One more thing: because all we were told as girls in youth group about our sexuality was that we needed to be modest, I felt like a disgusting, lustful monster for having sexual desires.

If I ever voiced this, I might have been corrected. But I was too terrified, because… well, I felt like a disgusting, lustful monster, and I didn’t want to tell someone that I was! But I wasn’t. And I’m not. I have desires sometimes, because I have sexuality, but I am not a monster. And the girls in your church’s youth group, maybe even the grown women in your congregation, need to be told this about themselves. I passionately hate that we forget men aren’t the only ones who have desires. We hear about sex being “what men want” (which is another stereotype I detest), and whenever I heard this I would internally crumble into a pile of pain as I whispered, “I want it, too. Not right this moment and not in a weird obsessive way, but I want it.” I cried about it sometimes, in quiet moments by myself as I thought, “I shouldn’t be feeling this. Jesus doesn’t want me to feel this.”

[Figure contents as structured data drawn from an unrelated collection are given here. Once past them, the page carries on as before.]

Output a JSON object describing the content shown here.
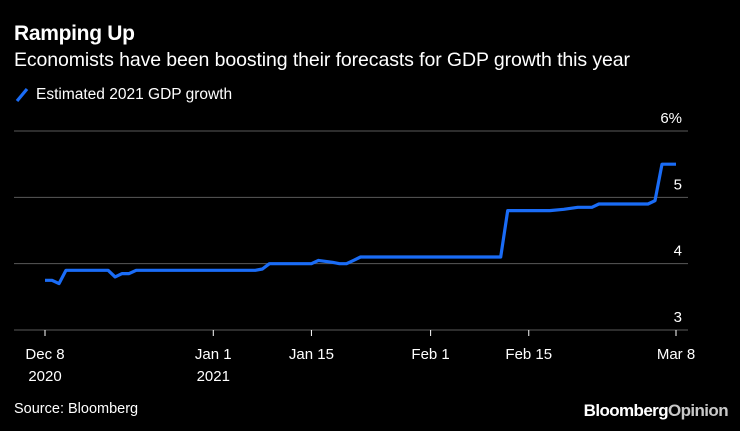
{
  "header": {
    "title": "Ramping Up",
    "subtitle": "Economists have been boosting their forecasts for GDP growth this year"
  },
  "footer": {
    "source": "Source: Bloomberg",
    "brand_part1": "Bloomberg",
    "brand_part2": "Opinion"
  },
  "colors": {
    "background": "#000000",
    "line": "#1a6cf6",
    "grid": "#5a5a5a",
    "text": "#ffffff",
    "brand_accent": "#c8c8c8"
  },
  "chart_data": {
    "type": "line",
    "title": "Ramping Up",
    "subtitle": "Economists have been boosting their forecasts for GDP growth this year",
    "xlabel": "",
    "ylabel": "",
    "ylim": [
      3,
      6
    ],
    "xlim_days": [
      -1,
      90
    ],
    "yticks": [
      {
        "value": 3,
        "label": "3"
      },
      {
        "value": 4,
        "label": "4"
      },
      {
        "value": 5,
        "label": "5"
      },
      {
        "value": 6,
        "label": "6%"
      }
    ],
    "xticks": [
      {
        "day": 0,
        "label": "Dec 8",
        "sublabel": "2020"
      },
      {
        "day": 24,
        "label": "Jan 1",
        "sublabel": "2021"
      },
      {
        "day": 38,
        "label": "Jan 15",
        "sublabel": ""
      },
      {
        "day": 55,
        "label": "Feb 1",
        "sublabel": ""
      },
      {
        "day": 69,
        "label": "Feb 15",
        "sublabel": ""
      },
      {
        "day": 90,
        "label": "Mar 8",
        "sublabel": ""
      }
    ],
    "legend": {
      "position": "top-left",
      "entries": [
        "Estimated 2021 GDP growth"
      ]
    },
    "series": [
      {
        "name": "Estimated 2021 GDP growth",
        "x": [
          0,
          1,
          2,
          3,
          4,
          8,
          9,
          10,
          11,
          12,
          13,
          14,
          18,
          22,
          25,
          30,
          31,
          32,
          33,
          35,
          37,
          38,
          39,
          41,
          42,
          43,
          44,
          45,
          46,
          50,
          55,
          60,
          64,
          65,
          66,
          67,
          68,
          69,
          70,
          72,
          74,
          76,
          77,
          78,
          79,
          80,
          82,
          84,
          86,
          87,
          88,
          89,
          90
        ],
        "values": [
          3.75,
          3.75,
          3.7,
          3.9,
          3.9,
          3.9,
          3.9,
          3.8,
          3.85,
          3.85,
          3.9,
          3.9,
          3.9,
          3.9,
          3.9,
          3.9,
          3.92,
          4.0,
          4.0,
          4.0,
          4.0,
          4.0,
          4.05,
          4.02,
          4.0,
          4.0,
          4.05,
          4.1,
          4.1,
          4.1,
          4.1,
          4.1,
          4.1,
          4.1,
          4.8,
          4.8,
          4.8,
          4.8,
          4.8,
          4.8,
          4.82,
          4.85,
          4.85,
          4.85,
          4.9,
          4.9,
          4.9,
          4.9,
          4.9,
          4.95,
          5.5,
          5.5,
          5.5
        ]
      }
    ]
  }
}
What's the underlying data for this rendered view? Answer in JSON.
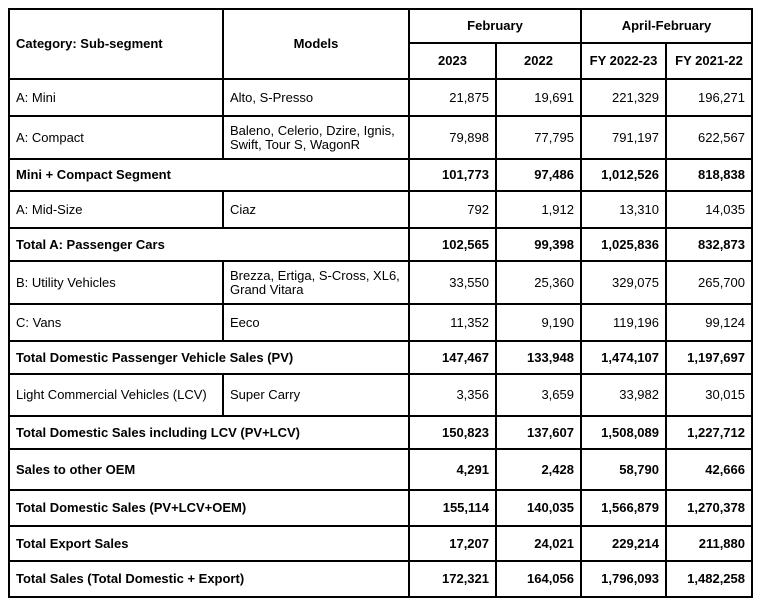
{
  "colors": {
    "border": "#000000",
    "text": "#000000",
    "background": "#ffffff"
  },
  "table": {
    "columns": {
      "category": "Category: Sub-segment",
      "models": "Models",
      "groups": [
        {
          "label": "February",
          "sub": [
            "2023",
            "2022"
          ]
        },
        {
          "label": "April-February",
          "sub": [
            "FY 2022-23",
            "FY 2021-22"
          ]
        }
      ],
      "value_keys": [
        "feb-2023",
        "feb-2022",
        "fy-2022-23",
        "fy-2021-22"
      ]
    },
    "rows": [
      {
        "is_total": false,
        "category": "A: Mini",
        "models": "Alto, S-Presso",
        "values": [
          "21,875",
          "19,691",
          "221,329",
          "196,271"
        ]
      },
      {
        "is_total": false,
        "category": "A: Compact",
        "models": "Baleno, Celerio, Dzire, Ignis, Swift, Tour S, WagonR",
        "values": [
          "79,898",
          "77,795",
          "791,197",
          "622,567"
        ]
      },
      {
        "is_total": true,
        "category": "Mini + Compact Segment",
        "models": null,
        "values": [
          "101,773",
          "97,486",
          "1,012,526",
          "818,838"
        ]
      },
      {
        "is_total": false,
        "category": "A: Mid-Size",
        "models": "Ciaz",
        "values": [
          "792",
          "1,912",
          "13,310",
          "14,035"
        ]
      },
      {
        "is_total": true,
        "category": "Total A: Passenger Cars",
        "models": null,
        "values": [
          "102,565",
          "99,398",
          "1,025,836",
          "832,873"
        ]
      },
      {
        "is_total": false,
        "category": "B: Utility Vehicles",
        "models": "Brezza, Ertiga, S-Cross, XL6, Grand Vitara",
        "values": [
          "33,550",
          "25,360",
          "329,075",
          "265,700"
        ]
      },
      {
        "is_total": false,
        "category": "C: Vans",
        "models": "Eeco",
        "values": [
          "11,352",
          "9,190",
          "119,196",
          "99,124"
        ]
      },
      {
        "is_total": true,
        "category": "Total Domestic Passenger Vehicle Sales (PV)",
        "models": null,
        "values": [
          "147,467",
          "133,948",
          "1,474,107",
          "1,197,697"
        ]
      },
      {
        "is_total": false,
        "category": "Light Commercial Vehicles (LCV)",
        "models": "Super Carry",
        "values": [
          "3,356",
          "3,659",
          "33,982",
          "30,015"
        ]
      },
      {
        "is_total": true,
        "category": "Total Domestic Sales including LCV (PV+LCV)",
        "models": null,
        "values": [
          "150,823",
          "137,607",
          "1,508,089",
          "1,227,712"
        ]
      },
      {
        "is_total": true,
        "category": "Sales to other OEM",
        "models": null,
        "values": [
          "4,291",
          "2,428",
          "58,790",
          "42,666"
        ]
      },
      {
        "is_total": true,
        "category": "Total Domestic Sales (PV+LCV+OEM)",
        "models": null,
        "values": [
          "155,114",
          "140,035",
          "1,566,879",
          "1,270,378"
        ]
      },
      {
        "is_total": true,
        "category": "Total Export Sales",
        "models": null,
        "values": [
          "17,207",
          "24,021",
          "229,214",
          "211,880"
        ]
      },
      {
        "is_total": true,
        "category": "Total Sales (Total Domestic + Export)",
        "models": null,
        "values": [
          "172,321",
          "164,056",
          "1,796,093",
          "1,482,258"
        ]
      }
    ]
  }
}
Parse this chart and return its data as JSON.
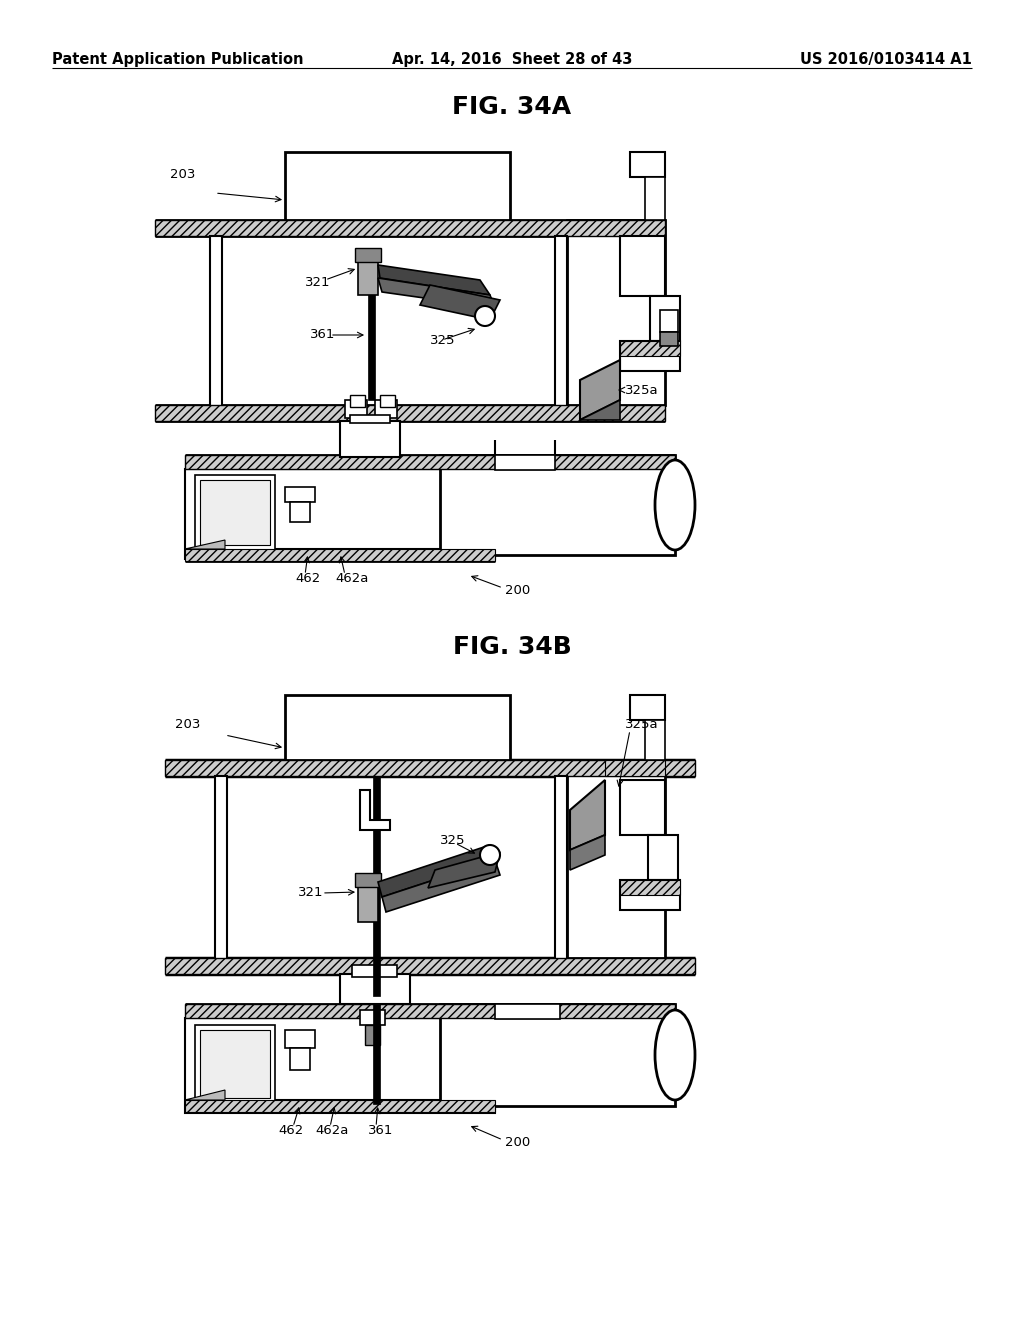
{
  "page_header": {
    "left": "Patent Application Publication",
    "center": "Apr. 14, 2016  Sheet 28 of 43",
    "right": "US 2016/0103414 A1"
  },
  "fig_34a_title": "FIG. 34A",
  "fig_34b_title": "FIG. 34B",
  "bg_color": "#ffffff",
  "line_color": "#000000",
  "text_color": "#000000",
  "header_fontsize": 10.5,
  "title_fontsize": 18,
  "label_fontsize": 9.5
}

So, precious girl, this is for you: having desires is normal, not sinful. Acting out of them right now or obsessing over them may be wrong, but having them does not make you wrong. The key is surrender, giving your entire self to Jesus to care for. This isn’t something you can go through without Him. Accept what you feel and ask Him to give you patience, not simply in your actions but in your soul, too. Your sexuality was His idea. He made you; He knows how to take care of you. Beloved, there is nothing wrong with you, and I don’t ever want you to feel that way again.

And church, I have a question. I’m not asking out of bitterness, although I was when I first learned these things. I just ache to know: why didn’t you tell me? Why did it take so many shame-filled years for me to finally understand that I could have desires without being a monster? That all it took was trusting Jesus to take care of me? And why did you put effort into teaching me about modesty, yet ignore teaching boys to see me as a soul? Why did you talk to me and boys about their desires, yet say nothing about mine? And why didn’t you explain that modesty goes way beyond clothing?

Be modest, yes. But remember that modesty doesn’t stop at what you put on your body; you can be modest in your words, your actions, your spirit. And He’s teaching you to let your spirit, your soul, shine out of you and be what everyone remembers after they see you. You are not a stumbling block or a monster. You are precious. Allow that be seen.